As he taught himself the fundamentals of both recording and electronic music, O’Neill invited a schoolmate and aspiring rapper, Mike Temrowski, to join him in those basement sessions. Their collaboration would later propel them to the top of the electronic music charts; Temrowski is a top touring solo act known as Quinn XCII (Quinn 92).

The explosion of music service providers like Spotify, Apple Music, and Sirius XM has given freshly minted artists lucrative platforms where songs and albums are measured not by how many records or CDs they sell, but by how many times fans download or stream their music from those services.

Ayokay’s signature hit, “Kings of Summer,” recorded in college, and Quinn XCII’s “Another Day in Paradise,” written in his friend’s Grosse Pointe basement, each attained Gold Medal status with more than 100 million streams each.

O’Neill explains that in 2013, the burgeoning electronic music market catapulted once-anonymous record producers to the forefront. “That was it for me; I knew then I wanted to produce,” he says. “I locked myself in the basement for a year. I was writing these songs and I didn’t know what a pre-chorus was or what a bridge was, or that a verse was different than a chorus. I didn’t know anything.”

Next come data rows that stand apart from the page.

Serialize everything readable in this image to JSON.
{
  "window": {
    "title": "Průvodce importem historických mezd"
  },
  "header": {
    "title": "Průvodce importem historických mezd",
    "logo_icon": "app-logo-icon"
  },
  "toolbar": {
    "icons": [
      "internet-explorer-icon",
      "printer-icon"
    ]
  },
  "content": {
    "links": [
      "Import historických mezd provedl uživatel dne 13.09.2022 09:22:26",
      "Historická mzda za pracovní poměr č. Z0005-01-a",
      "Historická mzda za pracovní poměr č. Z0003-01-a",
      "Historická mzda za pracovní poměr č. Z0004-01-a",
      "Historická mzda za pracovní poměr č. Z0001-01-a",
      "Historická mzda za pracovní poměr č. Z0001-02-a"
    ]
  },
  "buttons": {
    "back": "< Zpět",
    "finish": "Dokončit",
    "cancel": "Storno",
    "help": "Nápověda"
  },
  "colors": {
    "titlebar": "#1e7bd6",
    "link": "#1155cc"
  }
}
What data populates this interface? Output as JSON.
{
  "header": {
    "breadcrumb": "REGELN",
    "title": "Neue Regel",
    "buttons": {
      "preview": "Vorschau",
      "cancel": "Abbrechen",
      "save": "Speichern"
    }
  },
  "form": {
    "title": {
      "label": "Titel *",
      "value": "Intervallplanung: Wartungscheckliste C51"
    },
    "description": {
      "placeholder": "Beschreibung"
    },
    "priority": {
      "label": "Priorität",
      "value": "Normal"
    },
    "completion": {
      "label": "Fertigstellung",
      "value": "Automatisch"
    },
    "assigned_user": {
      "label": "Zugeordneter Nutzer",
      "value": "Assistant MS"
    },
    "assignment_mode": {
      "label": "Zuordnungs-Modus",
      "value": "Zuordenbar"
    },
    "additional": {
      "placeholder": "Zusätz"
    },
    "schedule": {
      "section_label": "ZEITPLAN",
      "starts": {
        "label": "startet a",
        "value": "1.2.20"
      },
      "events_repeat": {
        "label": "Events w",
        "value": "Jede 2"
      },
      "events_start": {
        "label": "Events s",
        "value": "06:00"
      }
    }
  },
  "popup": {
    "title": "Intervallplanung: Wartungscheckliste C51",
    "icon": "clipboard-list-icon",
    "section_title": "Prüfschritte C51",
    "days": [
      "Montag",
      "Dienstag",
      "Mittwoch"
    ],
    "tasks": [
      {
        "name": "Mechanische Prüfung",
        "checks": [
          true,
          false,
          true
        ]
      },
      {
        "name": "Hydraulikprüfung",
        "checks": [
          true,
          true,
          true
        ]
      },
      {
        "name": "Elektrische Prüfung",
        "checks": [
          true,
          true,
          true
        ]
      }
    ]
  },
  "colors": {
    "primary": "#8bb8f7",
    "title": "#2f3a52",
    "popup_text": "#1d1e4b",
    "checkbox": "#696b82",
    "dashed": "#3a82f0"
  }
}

While he was studying at the University of Michigan, O’Neill used a student recording studio to produce “Kings of Summer,” featuring Temrowski singing chorus. The song quickly rose to No. 1 on Spotify. “I didn’t even pay for Spotify at the time because we didn’t know what that meant. And that’s when the first checks started to come in,” he says. “Spotify pays between $5,000 and $7,000 for a million streams. We’re still in college and, in less than two months, we made $70,000.”

He also didn’t know about Ian Desmond, a Texas Rangers baseball player who adopted “Kings of Summer” during the 2016 season. The song played every time Desmond went up to bat. “The song blew up in Texas and became the No. 1 song in Texas, and that’s how we got signed. We got called by a bunch of record labels and we decided to sign with Columbia Records,” O’Neill says.

With six-figure contracts in their pockets, the students moved to Los Angeles, where today O’Neill performs, writes, produces, and discovers new talent.